Summit Destiny

While the dance idea may suit some believers as they launch into a transforming life in Jesus, the metaphor likely won’t attract others. A mountain-climbing expedition may. The apprenticing pilgrim takes on a rigorous life if he is seriously chasing the call of Jesus: Follow me.

More rigorous than a climber striking out for, say, Africa’s highest mountain peak. Our family lived and served among the Chaga people in the foothills of the majestic mammoth.

School break had set in for our two oldest. “Shall we give Kili a try?”

What parent adopts a fairy-tale voice and launches into a children’s story (the Little Red Choo-choo Train) for a teenaged son or daughter? In a public setting, no less.

Maybe it can inspire them to go the full distance (Kilimanjaro’s 19,000-foot summit) once we set out from this base camp. As the fairy-tale unfolded, fourteen-year-old Scott lazered his attention to a hiking boot as if the world’s survival depended on his rightly adjusting a small stone beneath it. Anything to distance his association with the backpack-laden man prattling on with “I think I can, I think I can. . .” Julie, two years his senior, simply rolled her eyes.

The truth was, we were in for the most daunting test of our stamina and will we had ever faced.

Hiking miles upward to Africa’s loftiest point, with its scarce oxygen and precarious steeps, calls for all the reserves a climber can summons. Reaching Kili’s snowy rim demands three things. Vision, intention and means. 

A brilliant and beloved U.S.C. professor and gospel minister, Dallas Willard, strung this trio of nouns – Vision, Intention, Means – together when coaching Christ-followers toward best practices in their quest to become like Jesus. Willard often used the word apprentice when speaking of a disciple.

“An apprentice of Jesus is learning from him how to lead their life as he would lead their life if he were they.”

My own long and incompleted walk towards transformation into Christlikeness – winding trails (often upward, at other times plateaued, even descending) – stirs added memories from the 1989 Kilimanjaro venture. Our little trio in the company of our guide.

The climb would have met with failure but for our guide.

©2018 Jerry Lout

Mind The Step

Growing in Christlikeness takes brains.

Not brilliance. Not genius. The Christian Faith isn’t privately reserved for Nobel Prize recipients in science and medicine. Indeed, any trusting, open-hearted child may drink deep of the waters of salvation.

But serious Jesus-followers setting out to grow as his disciples are not ones to check their brains at the door. To them, good sense reflected by sound thinking is essential – a no-brainer, you might say.

Unfolding the topography map (Google Earth wouldn’t debut for another decade) I was soon taken by the stunning landscape spread out before me. Even when merely displayed on landscape parchment, the vast range of Kili’s expanse – her ravines etching wrinkles across her ancient face – captivated me.

The mountain’s greens, from rich shadows to hues showcasing rain forests and highland grasses drew me in. Into dreaming. And more than that. To thinking.

How often do we give it consideration, this quality of thought. Its power and its necessity. The uniquely human capacity to consider, to surmise and decide – that is, to use our brain?

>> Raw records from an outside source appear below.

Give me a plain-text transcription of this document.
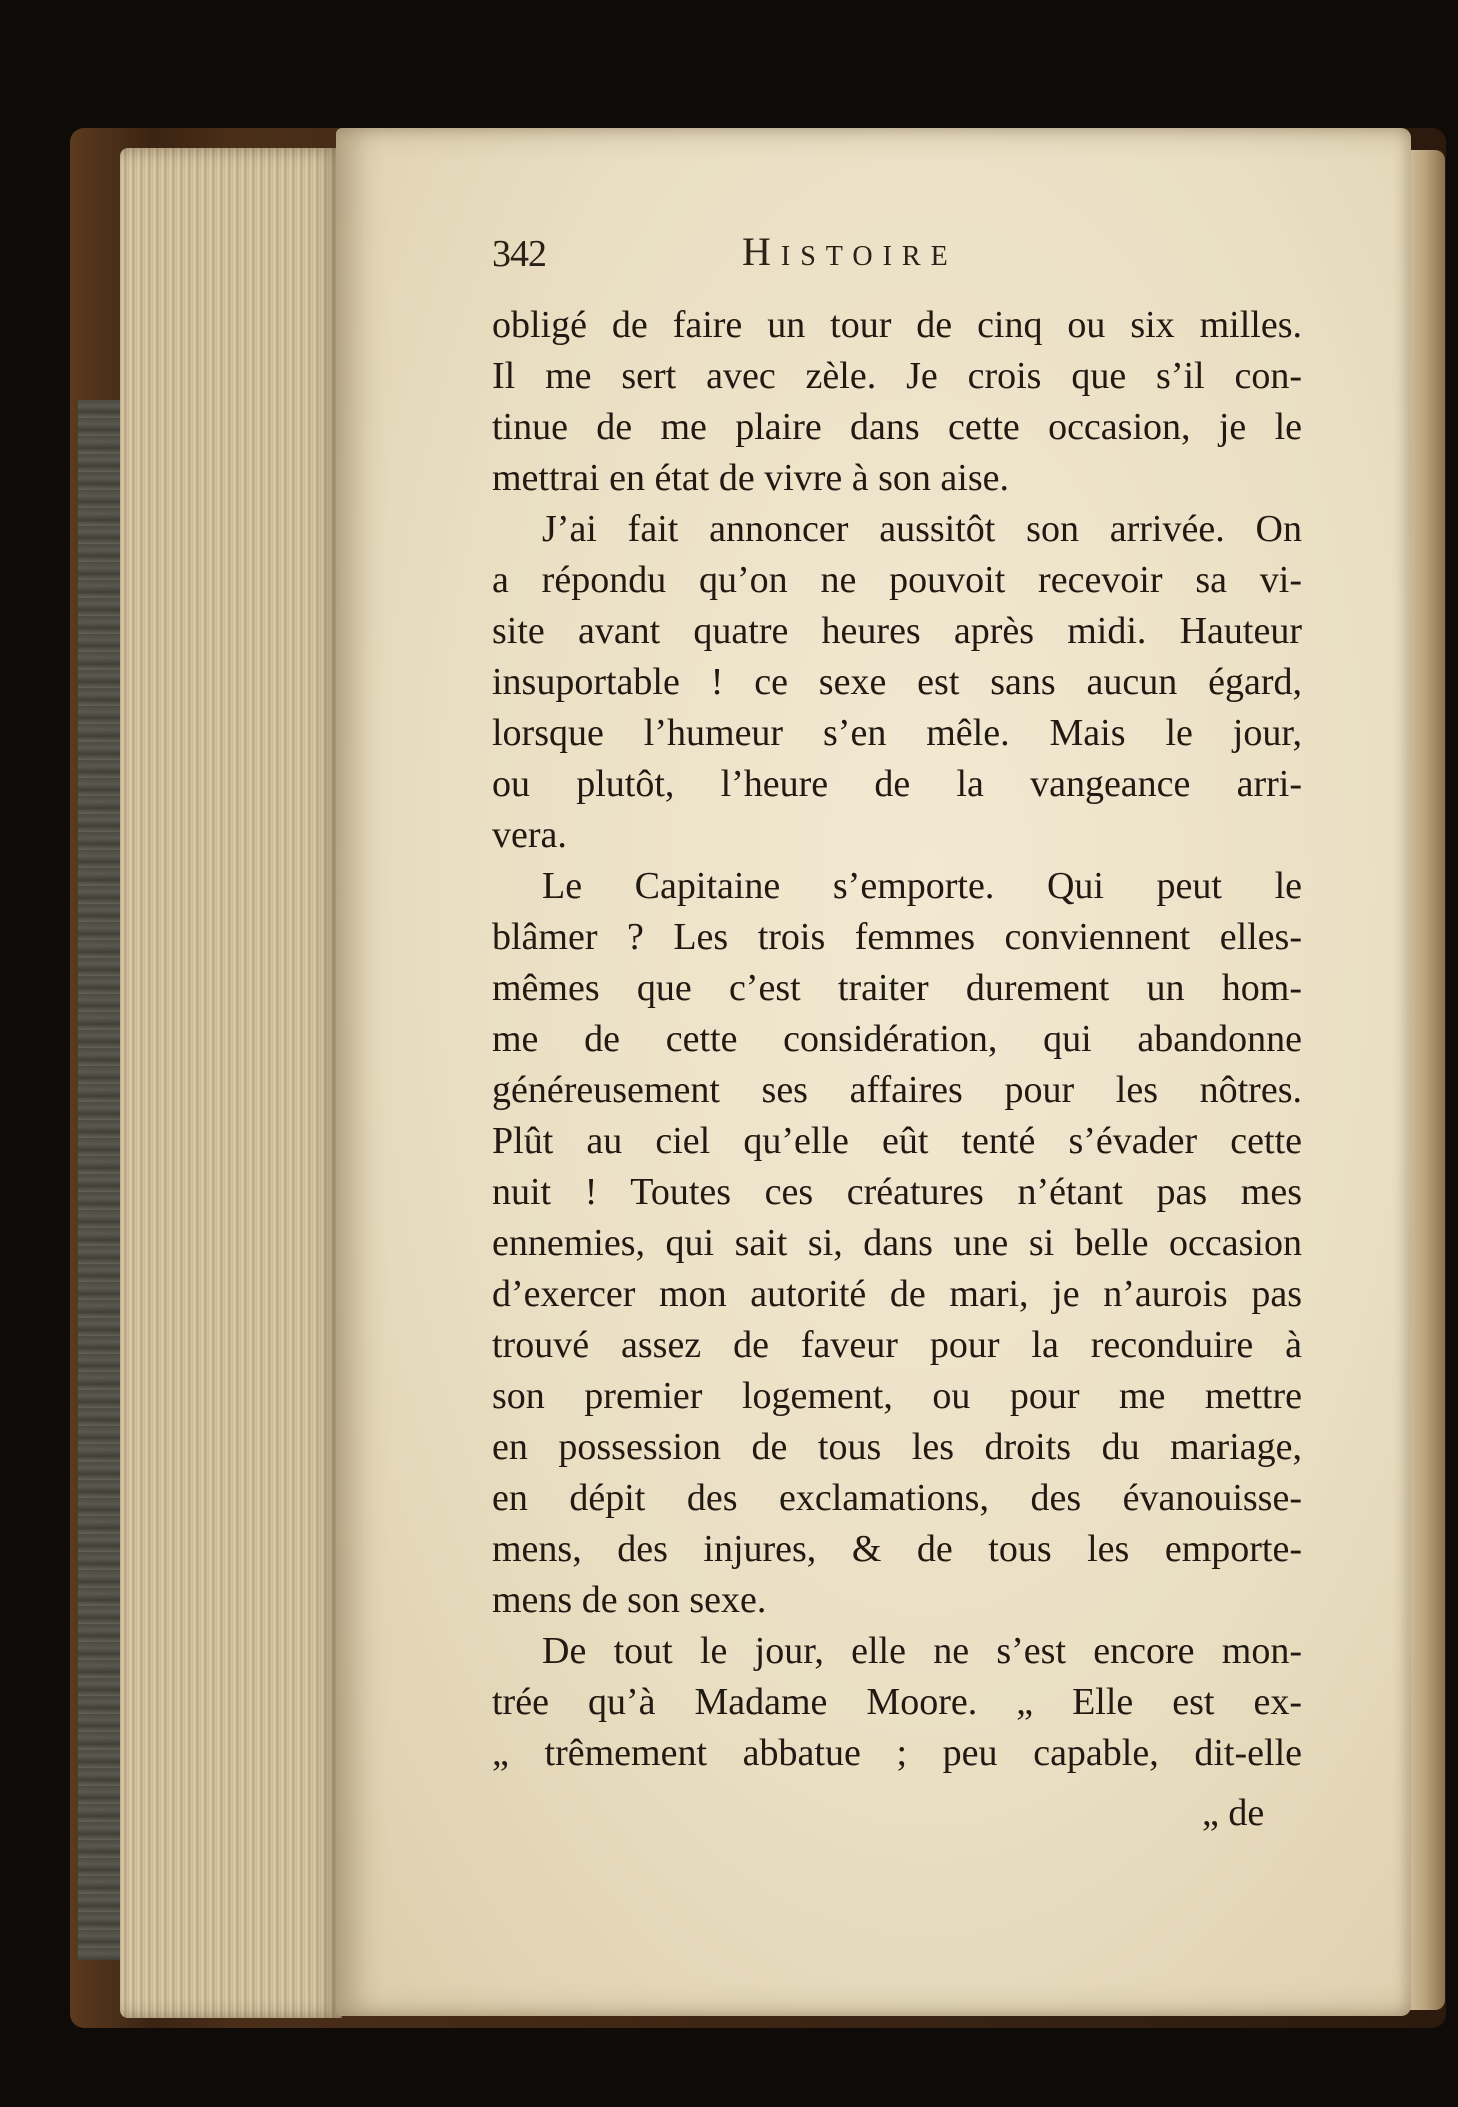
342	Histoire
obligé de faire un tour de cinq ou six milles.
Il me sert avec zèle. Je crois que s’il con-
tinue de me plaire dans cette occasion, je le
mettrai en état de vivre à son aise.
J’ai fait annoncer aussitôt son arrivée. On
a répondu qu’on ne pouvoit recevoir sa vi-
site avant quatre heures après midi. Hauteur
insuportable ! ce sexe est sans aucun égard,
lorsque l’humeur s’en mêle. Mais le jour,
ou plutôt, l’heure de la vangeance arri-
vera.
Le Capitaine s’emporte. Qui peut le
blâmer ? Les trois femmes conviennent elles-
mêmes que c’est traiter durement un hom-
me de cette considération, qui abandonne
généreusement ses affaires pour les nôtres.
Plût au ciel qu’elle eût tenté s’évader cette
nuit ! Toutes ces créatures n’étant pas mes
ennemies, qui sait si, dans une si belle occasion
d’exercer mon autorité de mari, je n’aurois pas
trouvé assez de faveur pour la reconduire à
son premier logement, ou pour me mettre
en possession de tous les droits du mariage,
en dépit des exclamations, des évanouisse-
mens, des injures, & de tous les emporte-
mens de son sexe.
De tout le jour, elle ne s’est encore mon-
trée qu’à Madame Moore. „ Elle est ex-
„ trêmement abbatue ; peu capable, dit-elle
„ de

Before any venture can get underway – from the Wright brothers winged launch into North Carolina skies to the designing and building of India’s dazzling Taj Mahal to putting together the kids lunch bag for school – the mind must stir.

Surveying Kilimanjaro’s image that morning, my mind did that. It stirred. And a dream was born.

I would set out to climb this mountain. . . and do it with my kids. At the very least, I could try. But there would be a needed sequence about such a heady vision. Some mental pacings must precede the actual ones. Before the climb could ever begin, I must further engage my mind. Questions asked. Mysteries uncovered.

When is the best season of year for such thing? – Which route promises the best chance of success? – Supplies – what equipment, survival gear and food stuff do we gather If my two teens and me are to set foot on Africa’s legendary rooftop? – What will it all cost? (this was a Biggie)

Does this make any sense? Could we actually achieve it? Thoughts. These demanded logic, rationale, kinds of things I’m not so famous for. Still, the thinking part, I came to realize, was indispensable to a happy, adventurous – and completed – climb.

I got encouraged, enthused actually. The task would be daunting, but it was reachable. . . I felt certain. I had lived at the foot of this glorious giant long enough to learn some secrets, catch some glimpses of the possibilities.

Thinking had been happening a while.

So simple strategies began playing in my head – vague and ill-defined at first – of taking on this vast, snow-crowned volcano.

I peered again at Kili’s image lying there atop our dining table, the table itself crafted of timber harvested from other African slopes – Kenya’s Mount Elgon.

On and on I continued thinking. . . and on.

Trekking a mountain to her summit may be much like walking with Christ, I mused. One [sensible] step at a time.